June 26, 2020
WASHINGTON, D.C. – U.S. Senators Angus King (I-Maine) and Todd Young (R-Ind.) have introduced the Mental and Behavioral Health Connectivity Act, legislation to allow Medicare beneficiaries to continue to access mental and behavior health services through telehealth in the near term and after the coronavirus pandemic subsides. Currently, authorizations included in the CARES Act create additional flexibility which allows the use of telehealth for mental and behavioral healthcare; however, these expansions only extend through the pandemic. The King-Young legislation would permanently expand these provisions, allow Medicare beneficiaries to keep receiving care in their home, continue eligibility of care for the expanded list of non-physician providers, and allow Medicare to cover audio-only delivery of telehealth services.

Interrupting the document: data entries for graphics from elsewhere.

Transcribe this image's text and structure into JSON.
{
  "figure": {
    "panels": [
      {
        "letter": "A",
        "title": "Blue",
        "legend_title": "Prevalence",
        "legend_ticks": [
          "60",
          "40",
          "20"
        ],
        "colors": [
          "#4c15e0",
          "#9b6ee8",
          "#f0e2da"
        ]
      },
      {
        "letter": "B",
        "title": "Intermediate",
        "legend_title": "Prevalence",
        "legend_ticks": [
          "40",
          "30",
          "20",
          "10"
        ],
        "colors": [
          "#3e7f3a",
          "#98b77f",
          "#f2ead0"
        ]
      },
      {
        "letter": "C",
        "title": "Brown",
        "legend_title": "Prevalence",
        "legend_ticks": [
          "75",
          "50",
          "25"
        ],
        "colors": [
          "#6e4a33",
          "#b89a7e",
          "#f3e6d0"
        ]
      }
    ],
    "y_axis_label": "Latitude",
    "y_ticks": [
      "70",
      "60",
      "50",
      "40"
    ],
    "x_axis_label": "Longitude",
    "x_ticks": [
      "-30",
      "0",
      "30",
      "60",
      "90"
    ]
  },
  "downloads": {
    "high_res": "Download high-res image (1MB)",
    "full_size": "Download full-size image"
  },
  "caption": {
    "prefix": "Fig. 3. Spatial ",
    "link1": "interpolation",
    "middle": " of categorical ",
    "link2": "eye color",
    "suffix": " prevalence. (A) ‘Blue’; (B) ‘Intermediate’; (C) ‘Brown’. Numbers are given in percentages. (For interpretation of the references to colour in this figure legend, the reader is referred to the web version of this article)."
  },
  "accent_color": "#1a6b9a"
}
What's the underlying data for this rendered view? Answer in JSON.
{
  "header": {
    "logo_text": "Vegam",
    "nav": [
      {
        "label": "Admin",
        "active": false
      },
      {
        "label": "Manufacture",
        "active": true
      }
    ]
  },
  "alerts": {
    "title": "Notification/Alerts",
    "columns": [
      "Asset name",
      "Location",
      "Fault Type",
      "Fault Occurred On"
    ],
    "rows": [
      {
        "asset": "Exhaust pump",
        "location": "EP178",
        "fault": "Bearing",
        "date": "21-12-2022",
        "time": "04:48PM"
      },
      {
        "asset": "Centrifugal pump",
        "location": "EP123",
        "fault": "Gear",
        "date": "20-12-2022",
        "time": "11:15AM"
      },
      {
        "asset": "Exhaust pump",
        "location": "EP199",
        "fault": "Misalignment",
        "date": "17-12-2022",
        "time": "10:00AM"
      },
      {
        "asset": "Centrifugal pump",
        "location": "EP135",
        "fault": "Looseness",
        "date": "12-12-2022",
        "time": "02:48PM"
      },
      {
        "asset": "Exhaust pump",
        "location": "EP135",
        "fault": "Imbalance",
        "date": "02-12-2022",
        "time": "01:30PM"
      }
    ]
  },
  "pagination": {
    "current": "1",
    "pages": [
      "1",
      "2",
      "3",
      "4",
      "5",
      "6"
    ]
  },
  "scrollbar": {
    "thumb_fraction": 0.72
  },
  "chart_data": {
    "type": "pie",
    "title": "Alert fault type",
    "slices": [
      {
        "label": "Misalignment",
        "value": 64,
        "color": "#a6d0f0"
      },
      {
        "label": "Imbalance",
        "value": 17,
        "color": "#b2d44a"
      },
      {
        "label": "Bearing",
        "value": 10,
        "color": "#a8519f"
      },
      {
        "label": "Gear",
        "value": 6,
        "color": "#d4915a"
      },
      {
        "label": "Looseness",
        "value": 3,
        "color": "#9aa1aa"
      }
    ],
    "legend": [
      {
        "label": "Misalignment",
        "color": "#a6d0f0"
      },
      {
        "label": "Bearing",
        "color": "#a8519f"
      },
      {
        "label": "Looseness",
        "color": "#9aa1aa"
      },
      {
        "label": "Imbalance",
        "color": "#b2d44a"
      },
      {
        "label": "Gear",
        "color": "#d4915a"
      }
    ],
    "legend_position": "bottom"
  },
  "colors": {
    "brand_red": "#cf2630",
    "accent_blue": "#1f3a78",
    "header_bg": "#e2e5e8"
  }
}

“As the coronavirus pandemic has created social distancing guidelines that forced many to stay at home to protect their communities, Americans are appreciating the alternative offered by telehealth in order to continue seeing their healthcare providers,” said Senator King. “Though we may be physically separated from our friends, family, neighbors, and healthcare providers, telehealth helps ensure that Americans facing challenges can still tap into their life-saving support systems, and opens up new opportunities to help Americans seeking mental health care for the first time. That’s an accomplishment worth building on, even after this crisis is over.
“Enabling Americans to access medical care and mental health services through telehealth is critical during this public health crisis. By allowing Medicare beneficiaries to continue receiving mental and behavioral health services remotely, this bipartisan bill will help keep patients safe as they continue to socially distance, and after we emerge from the coronavirus pandemic,” said Senator Young.
“Serious mental health problems like depression, substance abuse, suicidal ideation, and post-traumatic stress disorder continue to pose a societal crisis,” said Thomas Cooper, President of the Maine Psychological Association. “As psychologists, we are preparing for the second pandemic: a mental health crisis in America. The Maine Psychological Association commends Senators King and Young for their bipartisan leadership on legislation to permanently expand access to telehealth, including audio-only phone services. The Mental and Behavioral Health Connectivity Act (S. 3999) opens an important door for Medicare seniors in need of timely and effective psychotherapy, and other mental and behavioral healthcare, allowing telehealth from their home. Ensuring access to appropriate mental health treatment through telehealth is critical to the whole-person health of every American and for society at large. The Maine Psychological Association joins with the American Psychological Association in advocating for swift enactment of this vital bill.”
According to the Centers for Medicare and Medicaid (CMS), weekly telehealth visits increased from 12,000 a week before the coronavirus spread in March to more than 1 million a week across the country. CMS Administrator Seema Verma has acknowledged that returning to the status quo isn’t feasible, stating, “I can’t imagine going back...People recognize the value of this, so it seems like it would not be a good thing to force our beneficiaries to go back to in-person visits.”
Nearly one in five adults in the U.S. live with a mental illness, which was equivalent to 46.6 million Americans in 2017, according to the National Institutes of Health (NIH). A study conducted before the pandemic on Medicare beneficiaries found that 4.2 percent of total Medicare spending went to mental health services and 8.5 percent went to additional medical spending associated with mental illness, for a total of 12.7 percent of total spending associated with mental health disorders. Of particular concern is access to adequate mental and behavioral health services in rural areas with unreliable or non-existent internet service.
Senator King has pushed to make sure America’s medical professionals and healthcare infrastructure have the tools they need to treat coronavirus patients and protect themselves. Recently, he introduced the Improving Telehealth for Underserved Communities Act, legislation to protect patients receiving care through telehealth services by shielding certain rural health clinics (RHCs) and Federally Qualified Health Centers (FQHCs) in underserved communities from impending Medicare payments that could hinder their ability to care and treat patients. Senator King has also joined video calls to hear directly from the “Choose To Be Healthy Coalition” at York Hospital, and Northern Light Health. Earlier this month, he cosponsored legislation that would adjust a CMS loan program in order to reduce interest rates for healthcare providers struggling to manage the financial pressures created by the pandemic. He has cosponsored bipartisan legislation that would extend a lifeline to rural hospitals and providers and the 60 million Americans who depend on them for health care by providing immediate financial relief, stabilize hospitals, and encourage hospital coordination. Senator King joined the Maine delegation to take action to protect access to healthcare and preserve important economic drivers in rural Maine. He has also urged the FCC to expand access to telehealth services in rural communities, and joined a bipartisan group of Senators calling for telehealth expansions included in coronavirus relief legislation to be made permanent.
The Mental and Behavioral Health Connectivity Act is supported by: American Counseling Association, American Psychiatric Association, American Psychological Association, Mental Health for America, National Association of Social Workers, National Association of State Mental Health Program Directors, and the National Suicide Prevention Foundation.